Cinque operai di nazionalità cinese sono stati rapiti nel corso di un attacco armato a una miniera d’oro nella provincia del Kivu del Sud, nella Repubblica democratica del Congo (Rdc). È stata l’ambasciata cinese di Kinshasa a dare la notizia del sequestro, avvenuto in un sito minerario dato in concessione a una società di Pechino, la Bayond Mining, in località Mukera, nel territorio di Fizi. Un gruppo di uomini armati avrebbe attaccato la miniera nel cuore della notte, uccidendo un poliziotto congolese e ferendone un secondo.

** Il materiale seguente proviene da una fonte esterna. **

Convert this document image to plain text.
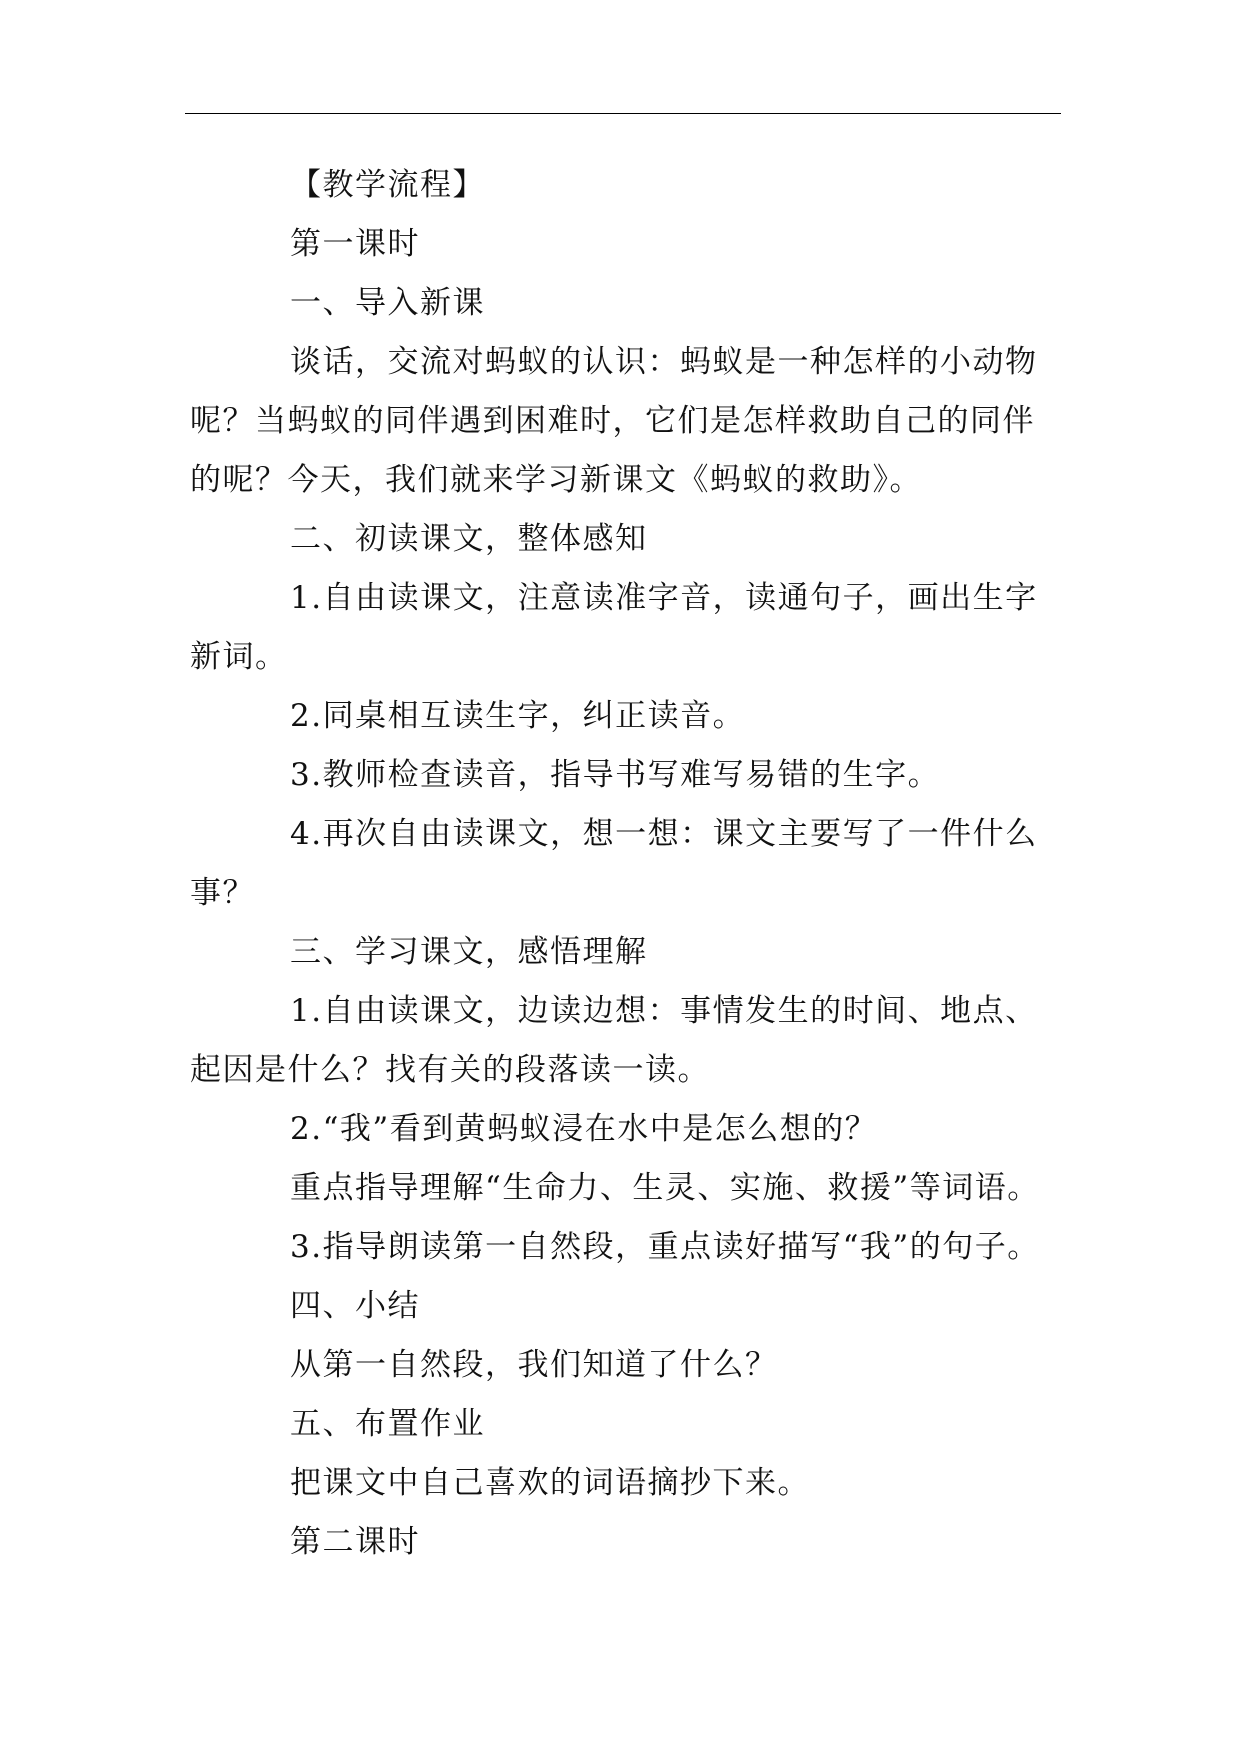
【教学流程】

第一课时

一、导入新课

谈话，交流对蚂蚁的认识：蚂蚁是一种怎样的小动物呢？当蚂蚁的同伴遇到困难时，它们是怎样救助自己的同伴的呢？今天，我们就来学习新课文《蚂蚁的救助》。

二、初读课文，整体感知

1.自由读课文，注意读准字音，读通句子，画出生字新词。

2.同桌相互读生字，纠正读音。

3.教师检查读音，指导书写难写易错的生字。

4.再次自由读课文，想一想：课文主要写了一件什么事？

三、学习课文，感悟理解

1.自由读课文，边读边想：事情发生的时间、地点、起因是什么？找有关的段落读一读。

2.“我”看到黄蚂蚁浸在水中是怎么想的？

重点指导理解“生命力、生灵、实施、救援”等词语。

3.指导朗读第一自然段，重点读好描写“我”的句子。

四、小结

从第一自然段，我们知道了什么？

五、布置作业

把课文中自己喜欢的词语摘抄下来。

第二课时
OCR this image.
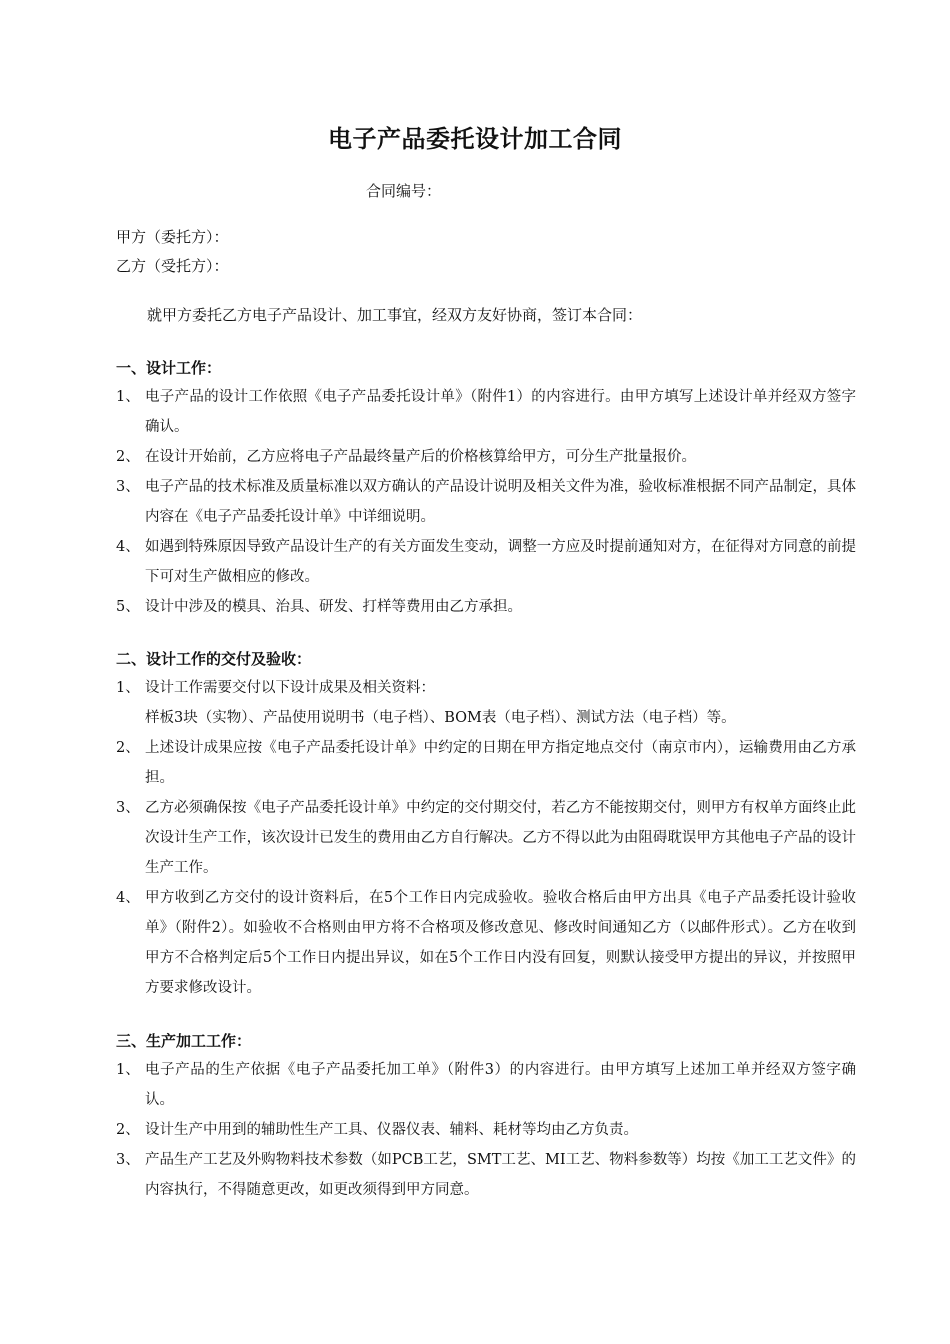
电子产品委托设计加工合同
合同编号：
甲方（委托方）：
乙方（受托方）：
就甲方委托乙方电子产品设计、加工事宜，经双方友好协商，签订本合同：
一、设计工作：
1、 电子产品的设计工作依照《电子产品委托设计单》（附件1）的内容进行。由甲方填写上述设计单并经双方签字确认。
2、 在设计开始前，乙方应将电子产品最终量产后的价格核算给甲方，可分生产批量报价。
3、 电子产品的技术标准及质量标准以双方确认的产品设计说明及相关文件为准，验收标准根据不同产品制定，具体内容在《电子产品委托设计单》中详细说明。
4、 如遇到特殊原因导致产品设计生产的有关方面发生变动，调整一方应及时提前通知对方，在征得对方同意的前提下可对生产做相应的修改。
5、 设计中涉及的模具、治具、研发、打样等费用由乙方承担。
二、设计工作的交付及验收：
1、 设计工作需要交付以下设计成果及相关资料：
样板3块（实物）、产品使用说明书（电子档）、BOM表（电子档）、测试方法（电子档）等。
2、 上述设计成果应按《电子产品委托设计单》中约定的日期在甲方指定地点交付（南京市内），运输费用由乙方承担。
3、 乙方必须确保按《电子产品委托设计单》中约定的交付期交付，若乙方不能按期交付，则甲方有权单方面终止此次设计生产工作，该次设计已发生的费用由乙方自行解决。乙方不得以此为由阻碍耽误甲方其他电子产品的设计生产工作。
4、 甲方收到乙方交付的设计资料后，在5个工作日内完成验收。验收合格后由甲方出具《电子产品委托设计验收单》（附件2）。如验收不合格则由甲方将不合格项及修改意见、修改时间通知乙方（以邮件形式）。乙方在收到甲方不合格判定后5个工作日内提出异议，如在5个工作日内没有回复，则默认接受甲方提出的异议，并按照甲方要求修改设计。
三、生产加工工作：
1、 电子产品的生产依据《电子产品委托加工单》（附件3）的内容进行。由甲方填写上述加工单并经双方签字确认。
2、 设计生产中用到的辅助性生产工具、仪器仪表、辅料、耗材等均由乙方负责。
3、 产品生产工艺及外购物料技术参数（如PCB工艺，SMT工艺、MI工艺、物料参数等）均按《加工工艺文件》的内容执行，不得随意更改，如更改须得到甲方同意。
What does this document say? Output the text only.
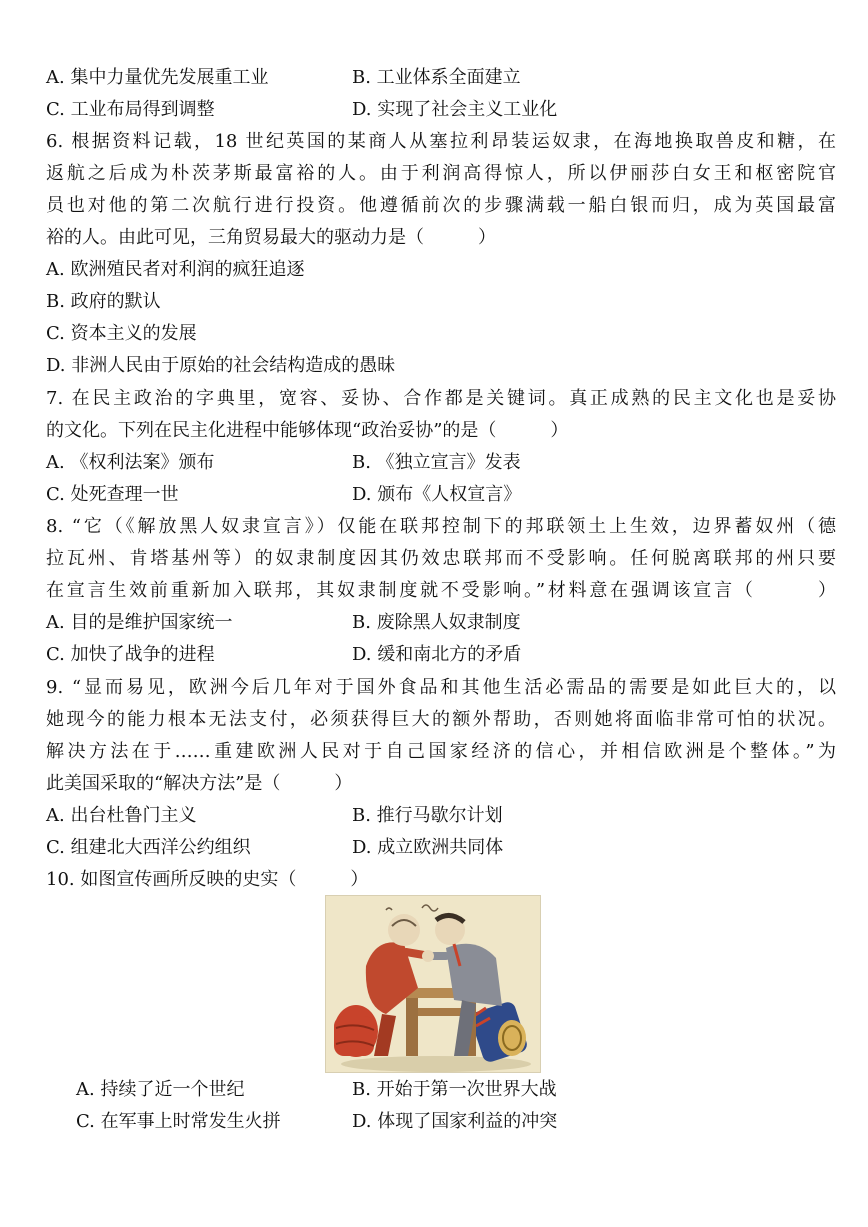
A. 集中力量优先发展重工业	B. 工业体系全面建立
C. 工业布局得到调整	D. 实现了社会主义工业化
6. 根据资料记载，18 世纪英国的某商人从塞拉利昂装运奴隶，在海地换取兽皮和糖，在
返航之后成为朴茨茅斯最富裕的人。由于利润高得惊人，所以伊丽莎白女王和枢密院官
员也对他的第二次航行进行投资。他遵循前次的步骤满载一船白银而归，成为英国最富
裕的人。由此可见，三角贸易最大的驱动力是（　　　）
A. 欧洲殖民者对利润的疯狂追逐
B. 政府的默认
C. 资本主义的发展
D. 非洲人民由于原始的社会结构造成的愚昧
7. 在民主政治的字典里，宽容、妥协、合作都是关键词。真正成熟的民主文化也是妥协
的文化。下列在民主化进程中能够体现“政治妥协”的是（　　　）
A. 《权利法案》颁布	B. 《独立宣言》发表
C. 处死查理一世	D. 颁布《人权宣言》
8. “它（《解放黑人奴隶宣言》）仅能在联邦控制下的邦联领土上生效，边界蓄奴州（德
拉瓦州、肯塔基州等）的奴隶制度因其仍效忠联邦而不受影响。任何脱离联邦的州只要
在宣言生效前重新加入联邦，其奴隶制度就不受影响。”材料意在强调该宣言（　　　）
A. 目的是维护国家统一	B. 废除黑人奴隶制度
C. 加快了战争的进程	D. 缓和南北方的矛盾
9. “显而易见，欧洲今后几年对于国外食品和其他生活必需品的需要是如此巨大的，以
她现今的能力根本无法支付，必须获得巨大的额外帮助，否则她将面临非常可怕的状况。
解决方法在于……重建欧洲人民对于自己国家经济的信心，并相信欧洲是个整体。”为
此美国采取的“解决方法”是（　　　）
A. 出台杜鲁门主义	B. 推行马歇尔计划
C. 组建北大西洋公约组织	D. 成立欧洲共同体
10. 如图宣传画所反映的史实（　　　）
A. 持续了近一个世纪	B. 开始于第一次世界大战
C. 在军事上时常发生火拼	D. 体现了国家利益的冲突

La società cinese ha iniziato l’estrazione da pochi mesi, ma non senza problemi legati alle proteste della popolazione locale per il mancato rispetto delle concessioni delle licenze e le accuse di distruzioni ambientali. Il lavoro estrattivo era poi partito, ma la zona continuava a essere considerata ad alto rischio per i lavoratori cinesi.

DOPO QUESTO RAPIMENTO, l’ambasciata della Repubblica popolare cinese ha invitato tutti i suoi cittadini ad abbandonare la regione immediatamente. Per il momento le forze armate locali e la polizia non hanno rilasciato dichiarazioni sui possibili esecutori del rapimento, limitandosi a definirli come un gruppo di banditi armati.

L’est della Rdc resta un’area di grande instabilità, dove il governo centrale ha indetto lo Stato d’Emergenza affidandone la gestione ai militari. Nel triangolo formato da Kivu del Nord, Kivu del Sud e Ituri secondo il Kivu Security Tracker agiscono circa 130 milizie che, approfittando della totale assenza dello stato centrale, rapiscono, uccidono e stuprano la popolazione locale da decenni.

QUESTE MILIZIE creano delle sacche di auto-governo e prendono possesso anche di siti minerari, finanziandosi attraverso il contrabbandano delle materie prime negli stati confinanti.

Nel Kivu del Nord agiscono gli islamisti ugandesi delle Adf (Forze alleate democratiche) che vogliono rovesciare il governo di Kampala e le Fdlr hutu dei ricercati per il genocidio del Ruanda del 1994, mentre nella provincia meridionale del Kivu ci sono miliziani burundesi nemici del governo di Gitega e moltissimi gruppi guerriglieri Mai-mai, milizie nate come autodifesa dei villaggi e trasformatesi in piccole signorie locali della guerra.

IL PRESIDENTE CONGOLESE Felix Tshisekedi aveva da pochi mesi rinegoziato gli accordi con la Cina che erano stati firmati dal suo predecessore Joseph Kabila, un affare da 6 miliardi di dollari. Tshisekedi ha inoltre bloccato la concessioni di nuove licenze minerarie finche non ci sarà stata una verifica del registro minerario, nel tentativo di fermare lo sperpero e le frodi da parte di funzionari nel comparto delle materie prime, dove lo stato africano negli anni ha perso miliardi. Tutte le compagnie che non rispetteranno gli obblighi imposti dal governo vedranno le proprie licenze revocate.

L’est e il sud della Repubblica democratica del Congo sono ricchissimi di materie prime soprattutto dell’ormai celebre coltan e del cobalto, determinante per le batterie della auto elettriche, un mercato che la Cina si è quasi completamente accaparrato. Un enorme giro d’affari che ha scatenato una vera e propria “corsa all’oro”.

NEGLI ULTIMI MESI la tensione è cresciuta anche intorno ai siti minerari del Kasai, dopo che in luglio 12 persone erano morte e migliaia si erano ammalate a causa degli scarichi di una miniera di diamanti di proprietà angolana nel fiume Kasai, nel quale galleggiavano centinai di pesci morti e le acque erano diventate di colore rosso.